Menswear Trends: From kaftans to kimonos


From a terrycloth parade to taking a dog on a catwalk, the menswear shows for spring/summer 2017 in Milan and Paris featured just about everything under the sun.

One big trend we could identify in the creations took its inspiration from global pieces ranging from the Middle Eastern kaftan to the Far Eastern kimono: things are becoming more casual. Trousers are getting shorter, shirts longer, jackets more angular. Sometimes a shirt doesn’t need buttons, sometimes a suit jacket doesn’t need a shirt. People travel a lot, are always on the move, so clothing has to be quick, comfy and practical. Fashion that you can just throw on: globalization has infused fashion on every level.

On this occasion, Kean Etro decided to test the usability of his creations on the catwalk itself: he casted non-professional models and gave them free reign to choose which clothes they wanted to wear for the show. It wasn’t stylists but the wearers themselves who picked out what it was they would wear on the catwalk. That’s an interesting approach, because it meant he was trying out his collection before it even made it into the shops. Even Canita the dog joined his non-model master on the catwalk (the founder of the magazine Solar), proving that this collection is perfect for a Sunday stroll with your four-legged friend.

Miuccia Prada has her finger on the pulse of our times. The designer isn’t interested in the past – she reacts to the present. Which means that her new collection is a response to our increasingly nomadic lifestyle. The ongoing refugee crisis makes its way into her message: these are backpackers against their will. Prada is holding up a mirror: is this what we would look like if we had to set off into the unknown?

Louis Vuitton
Designer Kim Jones was inspired by his journeys to Africa and prepared a homage to his own past as a punk, complete with earrings, chains and bomber jackets. Combined with fluffy jumpers in the colours of the African continent, animal prints, gazelle hides on suitcases, prints of elephants, rhinos and giraffes by the artists Jake and Dinos Chapman on canvas bags and pullovers.

Emporio Armani
Giorgio Armani has left his mark on the world of fashion – a mark that doesn’t merely permeate that world, but that is as recognizable as a fingerprint to a forensic scientist. So the maestro has now made it into a statement: he launched his show with a T-shirt bearing an oversized fingerprint. Which he followed with what can only be described as a collection that managed to capture the very essence of his label. The grey and navy tones on the one hand, the bright sportswear on the other. They meet somewhere in the middle and together create that famous Armani fingerprint.

Whenever you think that the military look has become passé, it reappears on the catwalks. This time at Valentino. The collection is dominated by shades of green, camouflage patterns, dungarees, pilot outfits and insignia. Only at second glance do you realize how designers Maria Grazia Chiuri and Pierpaolo Piccioli have deconstructed the uniform into something private, in no way military: in soft, comfortable, embroidered feel-good materials and cuts.

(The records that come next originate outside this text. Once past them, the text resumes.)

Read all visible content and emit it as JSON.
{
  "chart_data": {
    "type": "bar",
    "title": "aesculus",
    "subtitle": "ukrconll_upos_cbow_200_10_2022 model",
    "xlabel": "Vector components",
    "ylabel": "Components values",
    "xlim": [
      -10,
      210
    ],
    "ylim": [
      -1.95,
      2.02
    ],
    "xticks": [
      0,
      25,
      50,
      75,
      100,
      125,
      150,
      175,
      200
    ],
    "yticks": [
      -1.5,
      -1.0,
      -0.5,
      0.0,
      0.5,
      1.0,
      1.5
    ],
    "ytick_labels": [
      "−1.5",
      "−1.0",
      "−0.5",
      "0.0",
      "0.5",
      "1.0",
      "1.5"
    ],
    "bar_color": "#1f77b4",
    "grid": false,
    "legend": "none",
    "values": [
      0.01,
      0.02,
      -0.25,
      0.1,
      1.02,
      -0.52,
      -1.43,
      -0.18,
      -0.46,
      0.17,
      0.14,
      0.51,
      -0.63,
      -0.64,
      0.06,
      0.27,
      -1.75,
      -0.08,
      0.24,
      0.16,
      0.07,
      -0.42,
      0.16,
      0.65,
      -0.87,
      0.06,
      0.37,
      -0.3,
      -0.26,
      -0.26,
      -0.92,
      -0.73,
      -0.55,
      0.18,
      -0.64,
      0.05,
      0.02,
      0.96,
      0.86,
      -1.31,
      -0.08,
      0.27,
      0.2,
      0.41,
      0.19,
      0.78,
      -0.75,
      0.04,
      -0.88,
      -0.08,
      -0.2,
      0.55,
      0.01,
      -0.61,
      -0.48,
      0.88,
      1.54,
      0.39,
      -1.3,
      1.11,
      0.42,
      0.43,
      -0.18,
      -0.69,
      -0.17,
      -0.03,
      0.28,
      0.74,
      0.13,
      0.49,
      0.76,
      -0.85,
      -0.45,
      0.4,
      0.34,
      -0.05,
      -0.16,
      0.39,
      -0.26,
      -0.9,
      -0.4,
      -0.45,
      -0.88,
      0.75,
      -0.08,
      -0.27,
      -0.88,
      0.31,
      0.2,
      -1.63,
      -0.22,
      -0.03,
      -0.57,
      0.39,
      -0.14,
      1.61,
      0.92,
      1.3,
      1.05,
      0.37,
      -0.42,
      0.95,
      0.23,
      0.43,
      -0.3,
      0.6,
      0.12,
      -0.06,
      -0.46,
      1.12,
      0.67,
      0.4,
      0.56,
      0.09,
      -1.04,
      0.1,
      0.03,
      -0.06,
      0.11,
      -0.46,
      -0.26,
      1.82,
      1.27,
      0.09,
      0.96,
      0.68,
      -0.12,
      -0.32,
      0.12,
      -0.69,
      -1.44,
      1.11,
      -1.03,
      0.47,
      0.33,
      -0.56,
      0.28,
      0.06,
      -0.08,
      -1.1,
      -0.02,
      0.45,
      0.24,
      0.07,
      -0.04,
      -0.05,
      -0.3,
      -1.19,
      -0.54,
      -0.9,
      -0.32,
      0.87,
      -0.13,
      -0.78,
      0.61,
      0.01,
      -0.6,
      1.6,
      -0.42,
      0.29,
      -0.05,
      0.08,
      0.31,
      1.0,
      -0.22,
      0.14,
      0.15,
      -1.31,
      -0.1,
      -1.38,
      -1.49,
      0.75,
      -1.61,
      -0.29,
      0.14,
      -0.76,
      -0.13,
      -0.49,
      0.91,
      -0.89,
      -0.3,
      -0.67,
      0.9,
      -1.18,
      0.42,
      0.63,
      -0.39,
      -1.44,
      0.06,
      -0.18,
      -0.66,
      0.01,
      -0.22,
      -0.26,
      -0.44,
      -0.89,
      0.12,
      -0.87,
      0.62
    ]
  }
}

There are countless raincoats, hats and brollies to be found at Gucci and in the pop-art-like, colourful collection by Moschino. Is this a first response to climate change? We are being sent into next summer with a fashionable carelessness about the weather, with umbrellas that sit right on top of your head and raincoats that are reminiscent of deep-sea fishermen’s oilskins. Dolce & Gabbana, on the other hand, are banking on a hot summer, armed with a leopard-print kaftan, while Jil Sander presents the A-line man – in coats and jackets without shoulder pads. Dior’s Kris Van Assche is sending men to the funfair: the catwalk flashed and twinkled, and strolling around in between were men dressed like pimps in visors, string vests and braces. The highest-end, most fashionable version of the style, you understand. Dries Van Noten gave his audience a fantastical collection whose strength was in its restraint and shaping. Diesel Black Gold had denim two-piece suits on hand, closed not with buttons but in kimono-style. Fendi paid homage to the great Pablo Picasso’s favourite item of clothing for his holidays on the Côte d’Azur: short, brown, terrycloth trousers – the style for parading around the edge of the pool.